Rafinha Bastos, Apae e o politicamente correto (ou não)

“Justiça proíbe DVD de Rafinha Bastos por piada com deficientes

Depois de ser condenado no processo movido pela cantora Wanessa, Rafinha Bastos arranjou mais encrenca. O Tribunal de Justiça de São Paulo concedeu liminar que proíbe a venda do DVD do humorista “A arte do insulto”, por conter piadas sobre pessoas com deficiências. A ação foi movida pela Apae (Associação dos Pais e Amigos dos Excepcionais) e publicada no dia 31 de janeiro no Diário Oficial.

No Twitter, o humorista postou um link com a notícia e escreveu: “Como diria a bruxa do Pica-pau: E lá vamos nós… “.

Rafinha tem 20 dias para retirar o DVD de circulação. Caso não o faça, a multa diária é de R$ 20 mil. O humorista também está proibido de fazer piadas em seus shows que envolvam o nome da Apae e dos deficientes físicos, sob multa de R$ 30 mil para cada citação.” (vi no site do EGO)

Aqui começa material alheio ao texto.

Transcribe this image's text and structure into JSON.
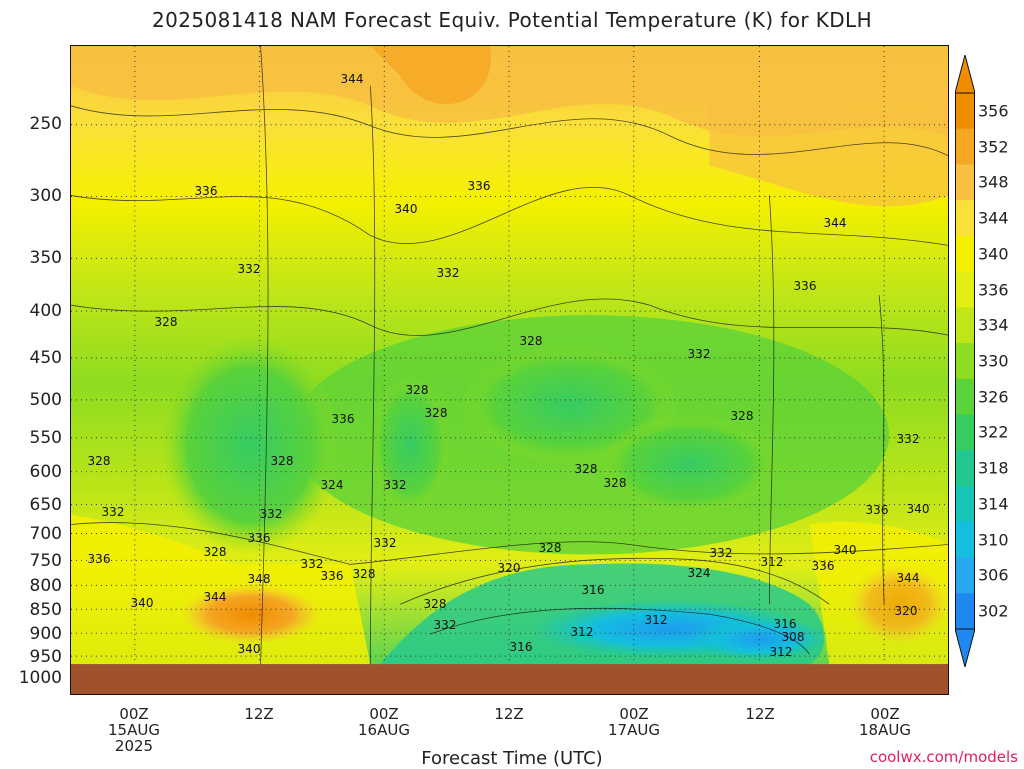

Primeiramente quero deixar claro que não vi o DVD, então não tenho noção de como é a piada em questão ou o quão ofensiva ela pode ser.  Frisado isso, gostaria de perguntar se os senhores nunca fizeram piadinhas com negros, japoneses, portugueses, loiras ou etc? Porque esse moralismo todo em um país que é famoso por seu senso de humor “irreverente” e que em quase todas as emissoras de televisão vemos vários programas de humor, que satirizam pessoas? Porque um determinado grupo deve ser preservado, e outro não?

(Esse caso me lembra o processo em que a MTV foi responsabilizada por causa do quatro “Casa dos Autistas”, em que o apresentador Marcelo Adnet ridicularizava pessoas autistas.)

Sim, as pessoas tem o direito de sentirem-se lesadas pela opinião de um terceiro, e tem o direito de processar quem quer que seja. Mas o que não consigo entender é esse moralismo todo. Sou deficiente há quase sete anos, e também sou uma das pessoas que mais faz piadas de “humor negro” sobre a minha própria deficiência. Qualquer pessoa que conviva comigo ou me siga nas redes sociais, vê isso. E se eu mesma que sou, não ligo, porque as outras pessoas se afetam tanto? E não sou uma exceção a regra, conheço outros tantos cadeirantes que lidam com a suas limitações da mesma forma que eu.

Ter preconceito enrustido ok.  Atravessar a rua para não ficar na mesma calçada que o “moleque” negro pode. Tirar um sarro do gordo nerd da sala de aula, é normal. A loira é sempre burra. O homem gay é viado e a mulher é sapatão. Mas o deficiente físico não pode ser chamado de aleijado, e fazer piadinhas sobre a kombi da AACD é feio?

Digam o que quiserem, processem quem acharem que devem processar, mas pra mim isso tudo não passa de falso moralismo.